Java Network stream transmission, Chinese garbled problem.

Source: Internet
Author: User

Recently, you need to fetch data from a Web page. Twists

1. First to find the Site page call background data service URL address, but I do not understand JS, spent a lot of time in the analysis of its web page source code JS section, trying to find out the call Data link.

Later learned that the browser will track all the links sent to the page, in Chrome, "F12-> network" will show all the call link. The link to read back-end data is inside.

2. After the URL link is found, the data is read Next.

Starting with the HttpGet class to read, the code is as follows:

Newnull; Try {       = httpclient.execute (httpget);        = response.getentity ();        =catch  (IOException e) {       e.printstacktrace ();}
return body

However, in the body, there will always be garbled appearance, such as the page displayed on the " Kevin " in the program displayed as garbled. The content of the request header and the response header on the page, found that the character set returned is "gb2312", and changed the code to

BODY = entityutils.tostring (Entity, "gb2312");

But it still appears garbled.

So on the Internet (http://www.qqxiuzi.cn/bianma/zifuji.php) query " Kevin" and other garbled character sets, found that "GBK" contains these, and "GB2312" does not contain these relatively rare words. It appears that the character set information on the Web page is not quite right.

Then change the code to

BODY = entityutils.tostring (Entity, "GBK");

There is still a problem ...

Then try to add "CHARSET=GBK" in the HTTP header, there is no change, the server does not support ...

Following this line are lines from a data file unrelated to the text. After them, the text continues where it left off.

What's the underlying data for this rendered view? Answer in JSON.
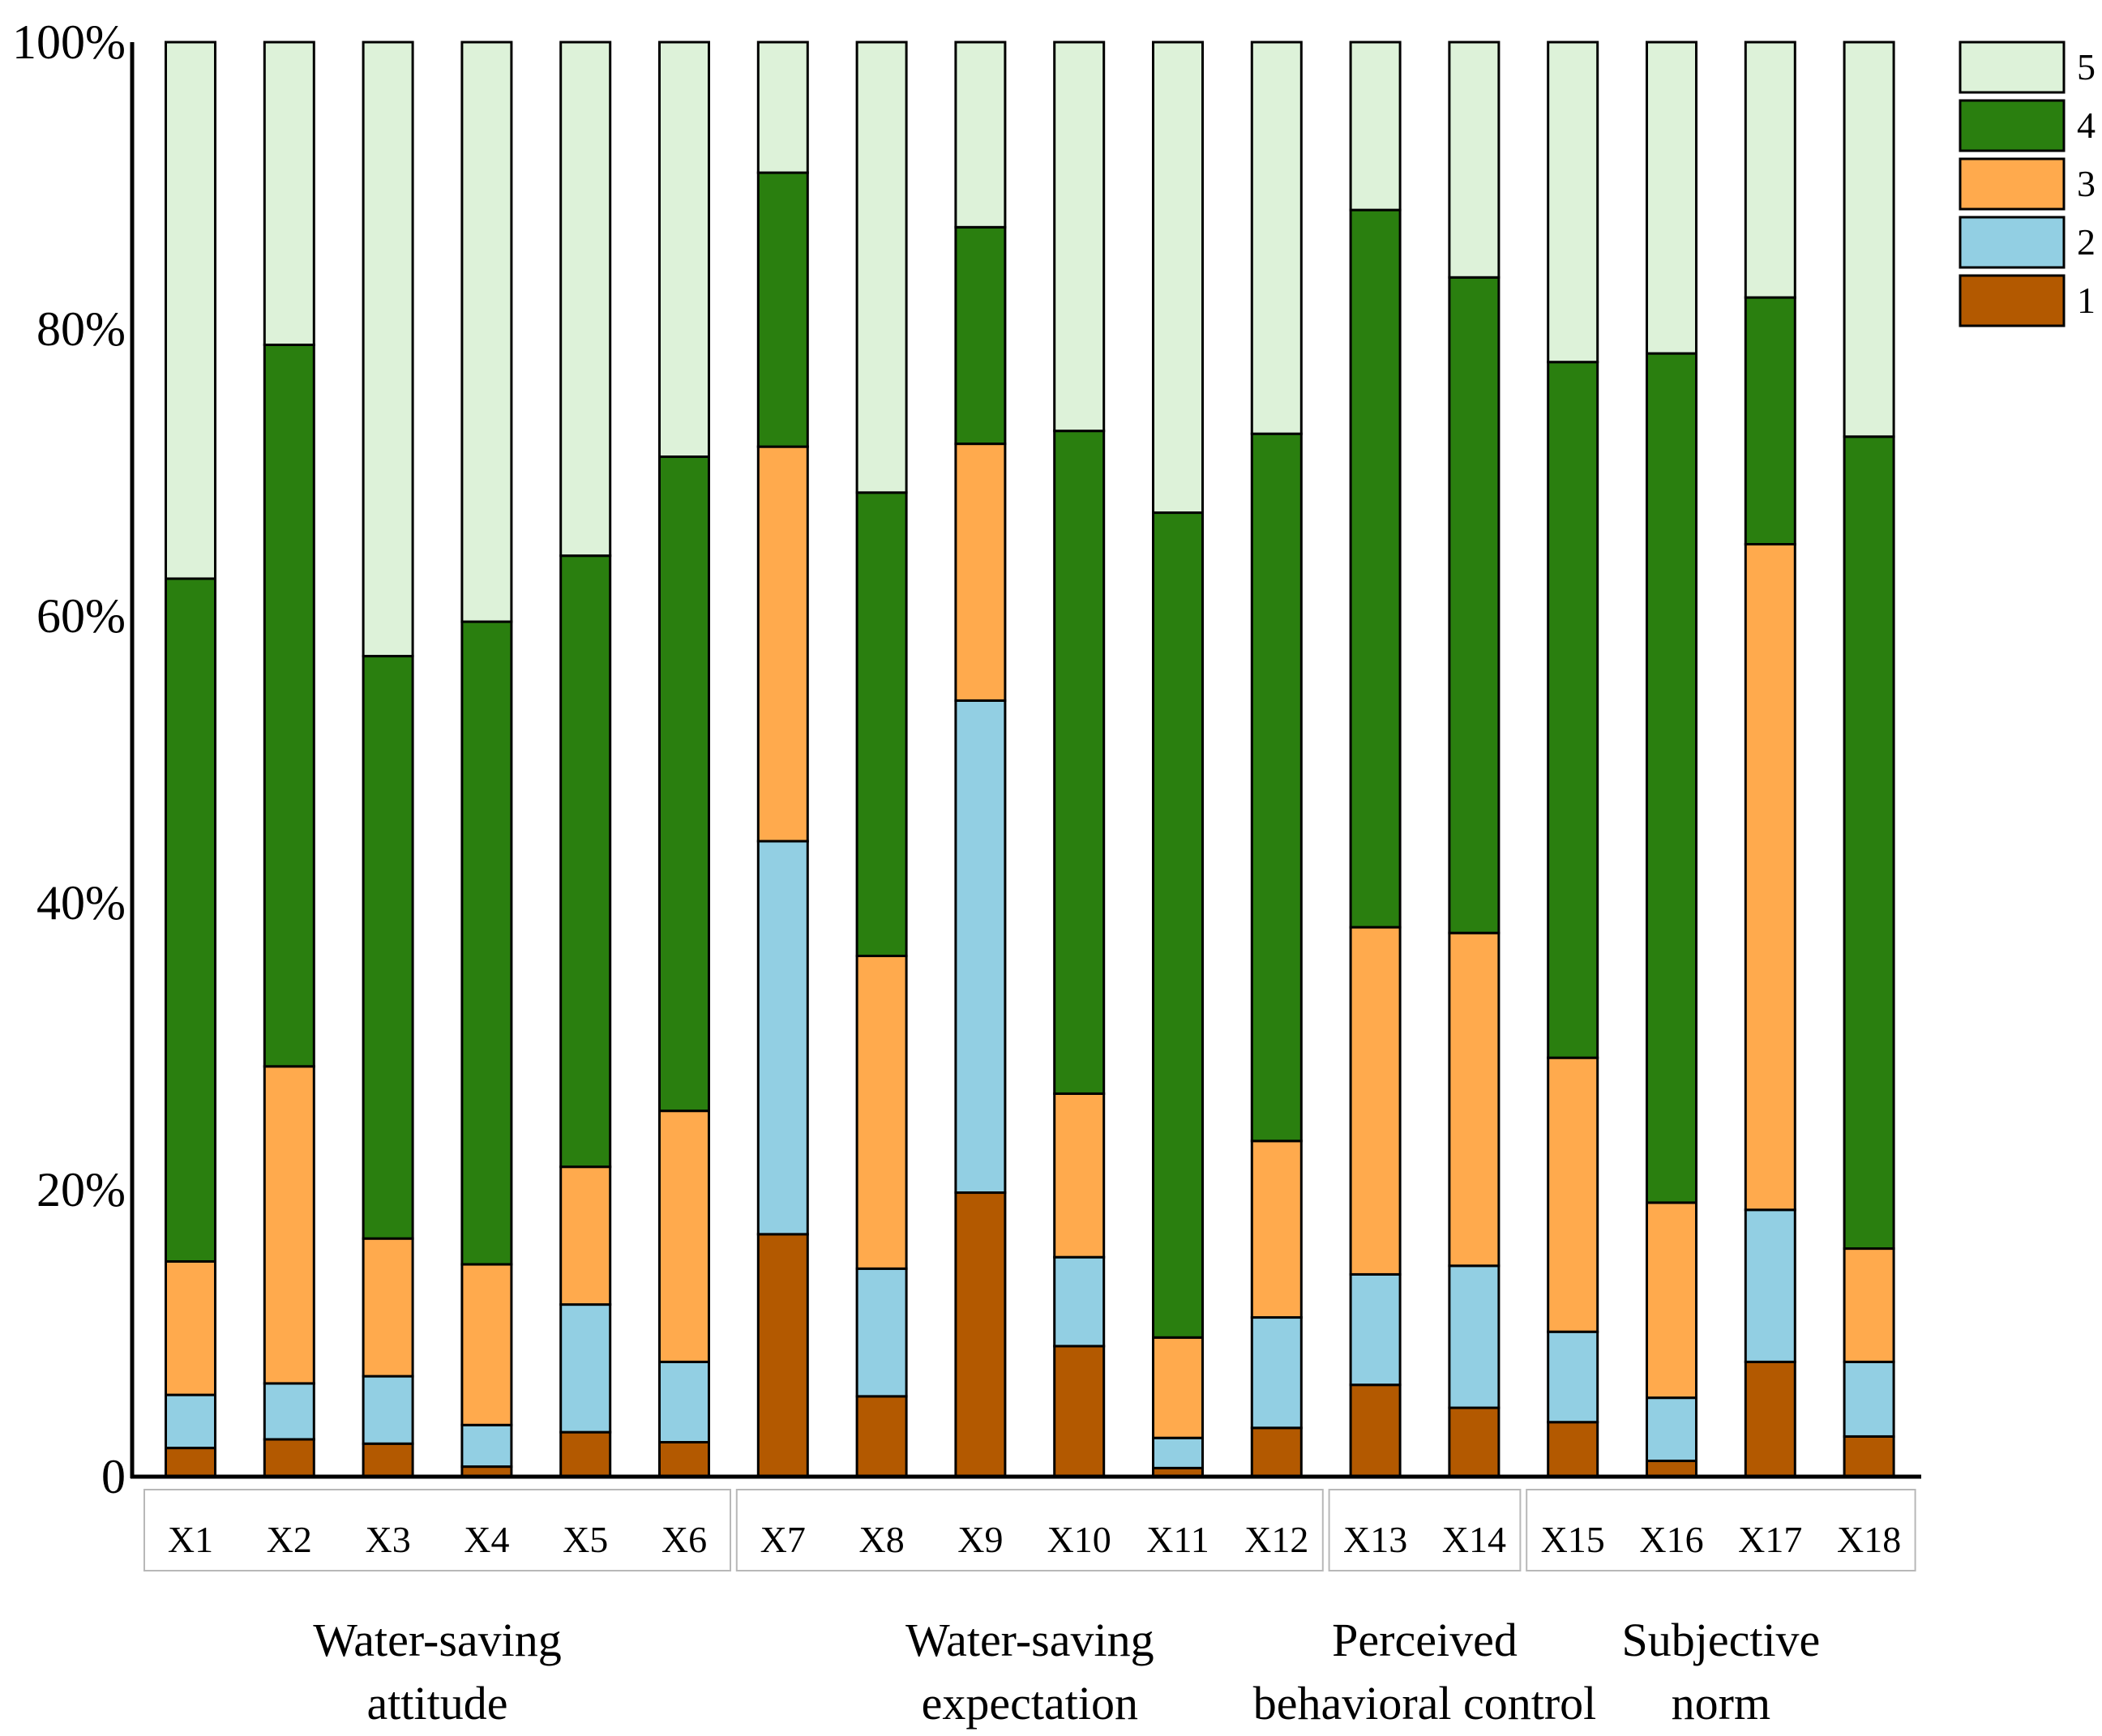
{
  "chart_data": {
    "type": "bar",
    "stacked": true,
    "percent": true,
    "categories": [
      "X1",
      "X2",
      "X3",
      "X4",
      "X5",
      "X6",
      "X7",
      "X8",
      "X9",
      "X10",
      "X11",
      "X12",
      "X13",
      "X14",
      "X15",
      "X16",
      "X17",
      "X18"
    ],
    "series": [
      {
        "name": "1",
        "color": "#B35900",
        "values": [
          2,
          2.6,
          2.3,
          0.7,
          3.1,
          2.4,
          16.9,
          5.6,
          19.8,
          9.1,
          0.6,
          3.4,
          6.4,
          4.8,
          3.8,
          1.1,
          8.0,
          2.8
        ]
      },
      {
        "name": "2",
        "color": "#92CFE3",
        "values": [
          3.7,
          3.9,
          4.7,
          2.9,
          8.9,
          5.6,
          27.4,
          8.9,
          34.3,
          6.2,
          2.1,
          7.7,
          7.7,
          9.9,
          6.3,
          4.4,
          10.6,
          5.2
        ]
      },
      {
        "name": "3",
        "color": "#FFAA4D",
        "values": [
          9.3,
          22.1,
          9.6,
          11.2,
          9.6,
          17.5,
          27.5,
          21.8,
          17.9,
          11.4,
          7.0,
          12.3,
          24.2,
          23.2,
          19.1,
          13.6,
          46.4,
          7.9
        ]
      },
      {
        "name": "4",
        "color": "#2A7F0F",
        "values": [
          47.6,
          50.3,
          40.6,
          44.8,
          42.6,
          45.6,
          19.1,
          32.3,
          15.1,
          46.2,
          57.5,
          49.3,
          50.0,
          45.7,
          48.5,
          59.2,
          17.2,
          56.6
        ]
      },
      {
        "name": "5",
        "color": "#DDF2D9",
        "values": [
          37.4,
          21.1,
          42.8,
          40.4,
          35.8,
          28.9,
          9.1,
          31.4,
          12.9,
          27.1,
          32.8,
          27.3,
          11.7,
          16.4,
          22.3,
          21.7,
          17.8,
          27.5
        ]
      }
    ],
    "yticks": [
      {
        "value": 0,
        "label": "0"
      },
      {
        "value": 20,
        "label": "20%"
      },
      {
        "value": 40,
        "label": "40%"
      },
      {
        "value": 60,
        "label": "60%"
      },
      {
        "value": 80,
        "label": "80%"
      },
      {
        "value": 100,
        "label": "100%"
      }
    ],
    "ylim": [
      0,
      100
    ],
    "legend_position": "top-right",
    "groups": [
      {
        "categories": [
          "X1",
          "X2",
          "X3",
          "X4",
          "X5",
          "X6"
        ],
        "label_lines": [
          "Water-saving",
          "attitude"
        ]
      },
      {
        "categories": [
          "X7",
          "X8",
          "X9",
          "X10",
          "X11",
          "X12"
        ],
        "label_lines": [
          "Water-saving",
          "expectation"
        ]
      },
      {
        "categories": [
          "X13",
          "X14"
        ],
        "label_lines": [
          "Perceived",
          "behavioral control"
        ]
      },
      {
        "categories": [
          "X15",
          "X16",
          "X17",
          "X18"
        ],
        "label_lines": [
          "Subjective",
          "norm"
        ]
      }
    ]
  }
}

3. Read the byte stream data from the Web page instead

There is still a problem after you change the code in the previous step, guess is that the entityutils inside has already done the conversion. But I don't know how to go any further, so I'm going to start from the source and receive the byte stream data.

The code is as follows:

URL Quest =Newurl (URL); HttpURLConnection Connection=(httpurlconnection). Quest.openconnection (); InputStream is=Connection.getinputstream ();intLen = 0;byte[] temp =New byte[102400]; intLlen =-1; Bytearrayoutputstream OutStream=NewBytearrayoutputstream (); while((Llen = is.read (temp, 0, 102400))! =-1) {outstream.write (temp,0, Llen);} Is.close (); Content=NewString (Outstream.tobytearray (), "GBK");

The byte data is received with Bytearrayoutputstream in order to prevent intermediate truncation resulting in the final translation of the target character set when an error occurs.

This is used only if you know the character set encoding of the data.

It's a simple way to look back from the results, but each step takes a lot of effort to find the right direction, and debug is a menial job.

In conclusion, it seems that the most effective way is to receive the byte stream and turn it into the corresponding character set encoding format.

Java Network stream transmission, Chinese garbled problem.

Contact Us

The content source of this page is from Internet, which doesn't represent Alibaba Cloud's opinion; products and services mentioned on that page don't have any relationship with Alibaba Cloud. If the content of the page makes you feel confusing, please write us an email, we will handle the problem within 5 days after receiving your email.

If you find any instances of plagiarism from the community, please send an email to: info-contact@alibabacloud.com and provide relevant evidence. A staff member will contact you within 5 working days.

A Free Trial That Lets You Build Big!

Start building with 50+ products and up to 12 months usage for Elastic Compute Service

  • Sales Support

    1 on 1 presale consultation

  • After-Sales Support

    24/7 Technical Support 6 Free Tickets per Quarter Faster Response

  • Alibaba Cloud offers highly flexible support services tailored to meet your exact needs.